Discouragement has been called the universal disease. Everybody gets it at one time or another. So, if you are discouraged, remember these encouraging words:

  1. God has given us the hope of eternal life.

Generally, when we use the word hope, we mean a wish or a desire. We say, “I hope it doesn’t rain,” meaning “I wish it wouldn’t rain.”  Biblically, hope refers to a certainty or reality.  In other words, because of what Jesus Christ did on the cross and our corresponding trust in his work, eternal life is assured, guaranteed.

Because of our guaranteed hope of eternal life, it makes the battle pains a little easier to deal with. It has been said, if you can hope, you can cope.  If you know the future is going to be better, the present is better already.  Someone has said, “He who has no hope in the future has no hold on today.”  The hope of eternal life gives perspective to daily life.  Let’s say you had to walk three blocks to collect a million dollars left to you in a will.  Suppose you stubbed your toe during the first block.  Would you conclude the trip was too long and hard because you still had two blocks to go and could stub your toe again?  Of course not.  Your primary focus would be on the end of the journey, not on the journey itself.

2. God wants us to know that the battles are for a short time.

While our trials seem long, in comparison to eternity they are just for a while. How we look at our battles all depends, again, on our perspective. The proper basis for comparison is to compare the length of your trials to the glory of eternity.

Discouraging battles may from time to time seem intense. But one day the difficulties of life in this world will be forgotten, because we will be caught up in the ecstasy of the moment when we enter into the presence of God for all eternity. Compare your battles to that great event. Not only do we win. But we win in style. It will be glorious.

3. God uses trials to prove our faith.

The New Testament word prove means residue. It describes what is left over after we have gone through the experience of suffering. Just as a chemical reaction leaves a residue after an experiment, so there exists a residue of our faith—our attitude—that is left over after the experience of suffering.

Often our focus on testing is wrong. We tend to think of testing as punishment, when we need to look at it as making us strong. It’s like a student who has studied and prepared and knows all the answers and goes into the examination room confident. That student does not dread the test, but welcomes the test. She says, “Go ahead, ask me whatever you want. I know the answer.” Like the student, the Christians says, “Go ahead give me your best shot. I can take it. My faith is strong. My convictions secure.” The battles of life prove that our faith is genuine, pure, and strong.

4. God has chosen you to be a part of his family.

Your salvation is no accident. God chose you long before you chose him. He knew all about you and chose you. He took the initiative.

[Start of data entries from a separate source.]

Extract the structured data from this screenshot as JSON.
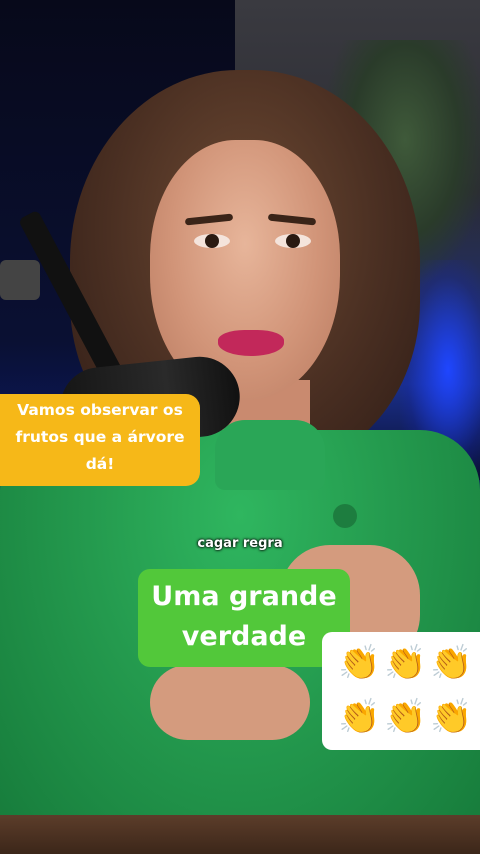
{
  "captions": {
    "top_banner_lines": [
      "Vamos observar os",
      "frutos que a árvore",
      "dá!"
    ],
    "small_label": "cagar regra",
    "main_lines": [
      "Uma grande",
      "verdade"
    ]
  },
  "sticker": {
    "icon": "clapping-hands-emoji",
    "glyph": "👏",
    "count": 6
  },
  "colors": {
    "banner_yellow": "#f6b818",
    "banner_green": "#52c83a",
    "shirt_green": "#249a4e"
  }
}
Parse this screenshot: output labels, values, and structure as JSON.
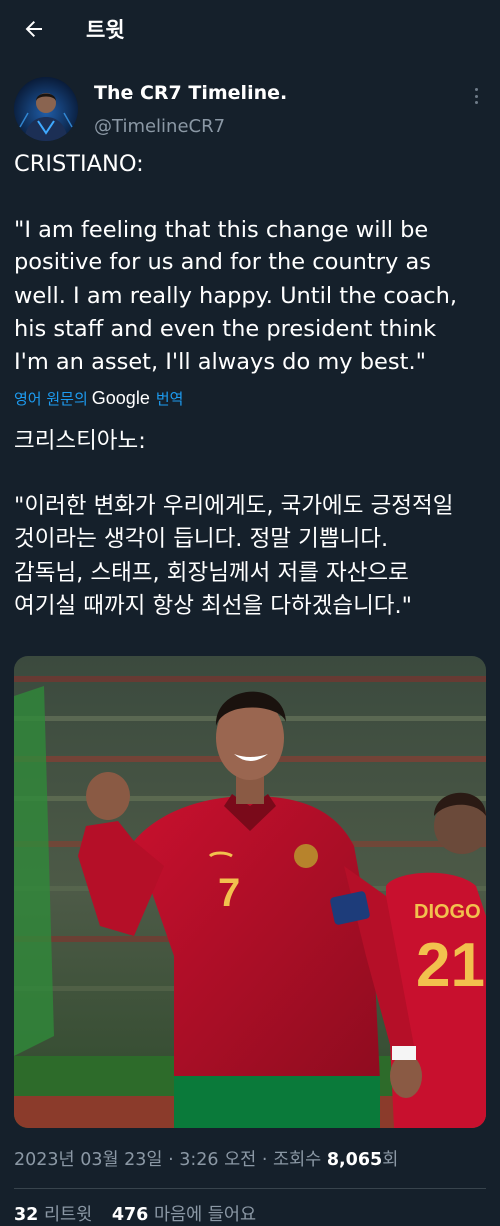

God’s choosing of us is based on his mercy not on our performance. God’s mercy says, “I want you in my family.” It blows my mind that the Creator of the Universe says, “I want you in my family.”

It is encouraging to know that we have been chosen. Whether it is for a basketball team or for God’s family. We need not forget that. Don’t look at the trials that languish you, focus on the God who loves you. Don’t look at the world that assaults you, gaze at the Christ that accepts you. Don’t look at the pressures that consume you, see the Savior that chooses you.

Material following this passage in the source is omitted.